После успеха "Подружки бандита" и "Злого города" студия "Уорнер Бразерс" предложила ей контракт. Они хотели превратить ее в белокурую Бетт Дэвис и снимать в первых ролях в душещипательных фильмах, которые Мэй-Анна называла "слезы-сопли". В письме она сообщила нам, что один из братьев Уорнер за глаза назвал ее "эта девка с нимбом цвета платины". Уорнеры положили ей хорошее жалованье специально для того, чтобы она могла перебраться из гостиницы, где до сих пор жила, в роскошные апартаменты, которые она отныне делила с другой их новой звездой, Аннет Бейтс. Аннет Бейтс до сих пор можно увидеть по телевизору – в благотворительных программах в пользу пенсионеров она продает одноразовые подгузники.

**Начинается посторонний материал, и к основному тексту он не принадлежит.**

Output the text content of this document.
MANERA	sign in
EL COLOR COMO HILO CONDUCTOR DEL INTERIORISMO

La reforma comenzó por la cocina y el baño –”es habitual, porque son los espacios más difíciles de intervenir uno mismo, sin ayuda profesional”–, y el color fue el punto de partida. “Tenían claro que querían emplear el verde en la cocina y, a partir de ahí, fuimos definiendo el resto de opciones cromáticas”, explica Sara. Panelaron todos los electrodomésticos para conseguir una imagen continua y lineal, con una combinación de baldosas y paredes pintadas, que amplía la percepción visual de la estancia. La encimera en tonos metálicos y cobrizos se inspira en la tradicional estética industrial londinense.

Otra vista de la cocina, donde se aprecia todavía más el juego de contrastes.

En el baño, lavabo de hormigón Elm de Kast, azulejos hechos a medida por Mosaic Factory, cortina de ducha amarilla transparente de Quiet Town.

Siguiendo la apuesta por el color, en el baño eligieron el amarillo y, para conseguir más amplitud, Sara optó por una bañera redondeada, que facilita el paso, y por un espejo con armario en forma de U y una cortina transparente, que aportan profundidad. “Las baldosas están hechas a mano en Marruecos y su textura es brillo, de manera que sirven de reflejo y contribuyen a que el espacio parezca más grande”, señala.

Мэй-Анна написала нам, что у каждой из них своя спальня с двуспальной кроватью, так что она оказалась первой из наших знакомых, ставшей обладательницей двуспальной кровати. У них было также по белому туалетному столику, у одной с овальным, а у другой с круглым зеркалом. Мысль о таком великолепии настолько поразила мое воображение, что с тех пор я просто бредила белым спальным гарнитуром, но мы с Пинком никогда не могли позволить себе такой роскоши. Он, конечно, никогда мне ни в чем не отказывал и наверняка купил бы мне такой гарнитур, если бы только у него были деньги. У Мэй-Анны, может быть, были миллионы поклонников, но у меня был один только Пинк Варско. ("Но он никогда не купил бы тебе двуспальной кровати", – сказала Виппи Берд, – и вы, конечно, сами понимаете почему.)
После того как Бастер перебрался в Нью-Йорк и прославился, у рекламного отдела студии "Уорнер Бразерс" появилась идея соединить его с Мэй-Анной.